Cela nous montre où réside la bonne stratégie politique, visant à une sensibilisation sérieuse et profonde des populations, pour les former et les préparer. Car, même si cette pandémie cesse rapidement, une autre peut apparaître. Aussi faut-il toujours viser à renforcer la conscience citoyenne des populations, afin d’améliorer les comportements. Mais enfermer les gens sans les éduquer est plutôt une perte. Il faut profiter de la pandémie pour renforcer l’éducation sanitaire par des programmes structurés. Dans les pays avancés, on peut confiner dans l’urgence et reprendre ensuite rapidement les activités sans grandes difficultés. Mais en Afrique, le risque est de ne pouvoir s’en sortir vite. Aujourd’hui, le virus circule dans les pays qui étaient fortement connectés en temps normal avec l’extérieur, comme l’Afrique du Sud, le Kenya, le Sénégal, la Côte d’Ivoire, l’Algérie, l’Égypte ou le Maroc. Leur défi principal réside dans le comportement des populations. Les pays dont les populations sont les mieux éduquées s’en sortiront en premier. Moins les populations sont sensibilisées et éduquées, plus il y a risque de graves crises.
- Certains remarquent le confinement des partis politiques…
- En période de crise spéciale comme celle que nous vivons, les partis politiques ne peuvent pas se mettre au premier plan et ce pour deux raisons : tout d’abord et plus que jamais, la politique est aux mains du pouvoir en place, concentré à gérer une situation complexe ; secondement, les partis politiques doivent avant tout se soucier, comme toutes les organisations, de la solution de la crise. Ils ne peuvent intervenir que s’ils sont sollicités. Le patriotisme doit les pousser cependant à contribuer, par des idées et propositions, au renforcement de la politique entreprise, qu’ils soient écoutés ou non. Et le devoir des autorités consiste à leur prêter l’oreille.
- À votre avis, quelles sont les mesures à prendre maintenant ?
- C’est au gouvernement de les décider. Notre devoir est de dire ce que nous pensons. On a déjà émis des propositions générales en Juin passé et d’autres fin-Mars et début-Avril, dans le contexte actuel. Nos propositions restent depuis toujours fondées sur deux principes : premièrement, la sensibilisation et donc le traitement des populations. Il y a une urgence à mobiliser et à convaincre car l’enjeu comportemental est fondamental. Il faut aussi un fort encadrement à mettre en place, suite aux mesures prises ce jour. N’oublions que si nous sommes épargnés par ce que nous ne sommes pas très connectés: juste trois vols par semaine sur le continent européen, pas de vols directs sur l’Asie, ni l’Amérique et un nombre limité de touristes. Le virus provenant de Chine a transité surtout par l’Europe. C’est important pour rectifier une certaine vision qui essaie de nous attribuer une certaine « baraka ». Cela dit je souhaite de tout mon cœur qu’elle soit là. Mais en attendant sa confirmation, il faut agir….

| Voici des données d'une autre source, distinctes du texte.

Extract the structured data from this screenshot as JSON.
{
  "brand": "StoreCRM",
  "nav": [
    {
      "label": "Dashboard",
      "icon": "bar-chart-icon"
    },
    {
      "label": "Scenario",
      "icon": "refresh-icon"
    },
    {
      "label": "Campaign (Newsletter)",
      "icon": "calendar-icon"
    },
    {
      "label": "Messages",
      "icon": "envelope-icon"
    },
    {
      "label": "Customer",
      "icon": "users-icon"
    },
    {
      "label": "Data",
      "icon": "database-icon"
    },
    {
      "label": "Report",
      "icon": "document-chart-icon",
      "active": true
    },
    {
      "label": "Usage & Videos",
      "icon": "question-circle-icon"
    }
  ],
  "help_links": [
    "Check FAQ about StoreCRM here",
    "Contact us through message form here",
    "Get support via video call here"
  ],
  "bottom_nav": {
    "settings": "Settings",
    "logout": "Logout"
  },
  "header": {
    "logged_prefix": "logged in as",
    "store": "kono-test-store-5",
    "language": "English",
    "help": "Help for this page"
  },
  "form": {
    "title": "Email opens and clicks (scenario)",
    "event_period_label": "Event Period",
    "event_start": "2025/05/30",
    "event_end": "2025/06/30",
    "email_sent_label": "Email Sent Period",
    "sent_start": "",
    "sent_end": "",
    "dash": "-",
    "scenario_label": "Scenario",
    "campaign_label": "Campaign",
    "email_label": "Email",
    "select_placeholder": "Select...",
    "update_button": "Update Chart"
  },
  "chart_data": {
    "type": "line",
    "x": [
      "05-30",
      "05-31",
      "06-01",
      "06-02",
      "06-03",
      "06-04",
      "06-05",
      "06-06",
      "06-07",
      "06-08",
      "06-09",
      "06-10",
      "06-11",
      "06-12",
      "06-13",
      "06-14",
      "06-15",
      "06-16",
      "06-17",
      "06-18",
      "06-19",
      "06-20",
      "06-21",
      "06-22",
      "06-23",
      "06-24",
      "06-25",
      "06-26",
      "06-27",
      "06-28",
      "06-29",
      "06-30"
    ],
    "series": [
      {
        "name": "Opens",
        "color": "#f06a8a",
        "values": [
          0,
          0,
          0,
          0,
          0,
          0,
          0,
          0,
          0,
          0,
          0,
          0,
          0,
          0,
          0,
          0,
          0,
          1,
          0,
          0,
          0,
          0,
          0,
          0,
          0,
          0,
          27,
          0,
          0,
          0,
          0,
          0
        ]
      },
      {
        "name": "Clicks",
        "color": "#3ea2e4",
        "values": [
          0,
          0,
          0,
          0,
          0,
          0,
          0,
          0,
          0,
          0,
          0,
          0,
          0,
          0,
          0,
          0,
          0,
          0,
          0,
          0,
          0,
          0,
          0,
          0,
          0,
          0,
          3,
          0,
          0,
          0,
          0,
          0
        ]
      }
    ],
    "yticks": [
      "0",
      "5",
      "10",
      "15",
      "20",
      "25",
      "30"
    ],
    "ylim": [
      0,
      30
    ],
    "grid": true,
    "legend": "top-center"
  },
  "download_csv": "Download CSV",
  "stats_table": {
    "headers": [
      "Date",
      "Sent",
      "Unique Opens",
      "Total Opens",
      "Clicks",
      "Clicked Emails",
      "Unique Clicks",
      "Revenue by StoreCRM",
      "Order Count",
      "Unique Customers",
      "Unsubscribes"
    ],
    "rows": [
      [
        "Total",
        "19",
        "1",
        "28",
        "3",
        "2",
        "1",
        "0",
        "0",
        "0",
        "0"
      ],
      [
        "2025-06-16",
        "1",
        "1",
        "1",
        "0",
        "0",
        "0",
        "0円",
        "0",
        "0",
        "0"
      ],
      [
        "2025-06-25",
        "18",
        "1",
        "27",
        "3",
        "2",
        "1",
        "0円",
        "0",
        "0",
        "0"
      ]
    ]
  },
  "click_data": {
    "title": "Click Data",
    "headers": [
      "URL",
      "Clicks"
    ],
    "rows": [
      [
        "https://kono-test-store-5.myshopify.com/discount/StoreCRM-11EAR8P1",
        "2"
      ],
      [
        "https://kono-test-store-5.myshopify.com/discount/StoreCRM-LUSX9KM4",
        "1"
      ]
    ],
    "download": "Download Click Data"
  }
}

Secondement, l’aide aux plus démunis doit être mieux structurée. Nous déplorons un fort taux de pauvreté et un taux de chômage élevé chez les jeunes dont beaucoup de diplômés. Certes Taazour est intervenu. Mais l’agence doit tenter l’efficacité. De plus, son nom évoque plutôt celui d’une ONG et pas celui d’une structure publique. Celui que nous avions suggéré, à l’époque, était « Haut-Commissariat à l’Inclusion Sociale ». Une appellation plus conforme en ce qu’un Haut-Commissariat est voué à s’occuper d’une question jugée temporaire mais prioritaire.